From Singapore to the USA and all around Europe, Edible Innovations profiles food makers that engage in improving the global food system at every stage, from production to distribution to eating and shopping. Join us as we explore the main trends in the industry from a maker perspective. Chiara Cecchini of Future Food Institute — an ecosystem with a strong educational core that promotes food innovation as a key tool to tackle the great challenges of the future — introduces you to the faces, stories, and experiences of food makers around the globe. Check back on Tuesdays and Thursdays for new installments.
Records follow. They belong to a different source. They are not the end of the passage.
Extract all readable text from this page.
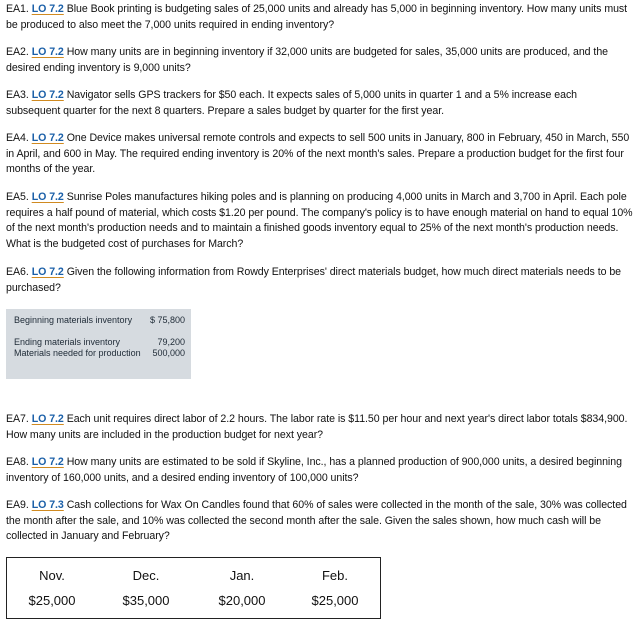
EA1. LO 7.2 Blue Book printing is budgeting sales of 25,000 units and already has 5,000 in beginning inventory. How many units must be produced to also meet the 7,000 units required in ending inventory?
EA2. LO 7.2 How many units are in beginning inventory if 32,000 units are budgeted for sales, 35,000 units are produced, and the desired ending inventory is 9,000 units?
EA3. LO 7.2 Navigator sells GPS trackers for $50 each. It expects sales of 5,000 units in quarter 1 and a 5% increase each subsequent quarter for the next 8 quarters. Prepare a sales budget by quarter for the first year.
EA4. LO 7.2 One Device makes universal remote controls and expects to sell 500 units in January, 800 in February, 450 in March, 550 in April, and 600 in May. The required ending inventory is 20% of the next month's sales. Prepare a production budget for the first four months of the year.
EA5. LO 7.2 Sunrise Poles manufactures hiking poles and is planning on producing 4,000 units in March and 3,700 in April. Each pole requires a half pound of material, which costs $1.20 per pound. The company's policy is to have enough material on hand to equal 10% of the next month's production needs and to maintain a finished goods inventory equal to 25% of the next month's production needs. What is the budgeted cost of purchases for March?
EA6. LO 7.2 Given the following information from Rowdy Enterprises' direct materials budget, how much direct materials needs to be purchased?
Beginning materials inventory	$ 75,800
Ending materials inventory	79,200
Materials needed for production 500,000
EA7. LO 7.2 Each unit requires direct labor of 2.2 hours. The labor rate is $11.50 per hour and next year's direct labor totals $834,900. How many units are included in the production budget for next year?
EA8. LO 7.2 How many units are estimated to be sold if Skyline, Inc., has a planned production of 900,000 units, a desired beginning inventory of 160,000 units, and a desired ending inventory of 100,000 units?
EA9. LO 7.3 Cash collections for Wax On Candles found that 60% of sales were collected in the month of the sale, 30% was collected the month after the sale, and 10% was collected the second month after the sale. Given the sales shown, how much cash will be collected in January and February?
Nov.	Dec.	Jan.	Feb.
$25,000	$35,000	$20,000	$25,000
Despite its name, Funghi Espresso isn’t about making coffee. We’ve actually covered them before. The company teaches others how to quickly grow mushrooms in their home with the use of coffee grounds. Chiara got the chance to sit down with Marco Vitale, creator of the Funghi Burger, to discuss how he took this mushroom growing process a step further and used the mushrooms to make delicious burgers.
So what is a Funghi Burger?
The recipe is made with mushrooms cultivated from coffee grounds that were recuperated from the bars. It is possible to get a vegetal burger to stir-fry in a pan by using the remaining mushrooms in the coffee pot filter. And with the same preparation, adding water and flour will create the burger buns.
What’s the relation with moka? You’ve mentioned that you got the idea for the burger from when you were using moka to brew your coffee.
As soon as I noticed that the moka could be easily extracted without any issues, I knew I had to use it for something nice. The taste needed to be adjusted with a natural flavor enhancer to get a good quality broth.
How did you made the first prototype?
I added some grated potato to the mixture of mushrooms, thyme, chickpeas, and miso. And voila!
What do you think is the crucial steps to taking this product to the next level?
For me, it’s thinking about how to obtain a long lasting product that can be commercialized all over the world. Easily accessible ingredients is also important so that the burgers can provide nourishment and be reproduced anywhere on our planet.
What motivated you to start this project and keep you going during difficult moments?
The moment I saw the faces of Italian people using the moka to cook mushrooms, I just knew that I needed to continue this project. I’ll never forget their astonishment after they finished drinking the final beverage and tasting the burger obtained from the filter. I have never stopped believing in this recipe, as it is just so cool! Even if it took me two years to perfect it.
In your opinion, how does this project impact society?
It’s fun to use the coffee pot to cook mushrooms and delightful to eat the final product when you know you’re not creating any waste. As Antoine Lavoiser said: “Nothing is created, nothing is destroyed, everything transforms.”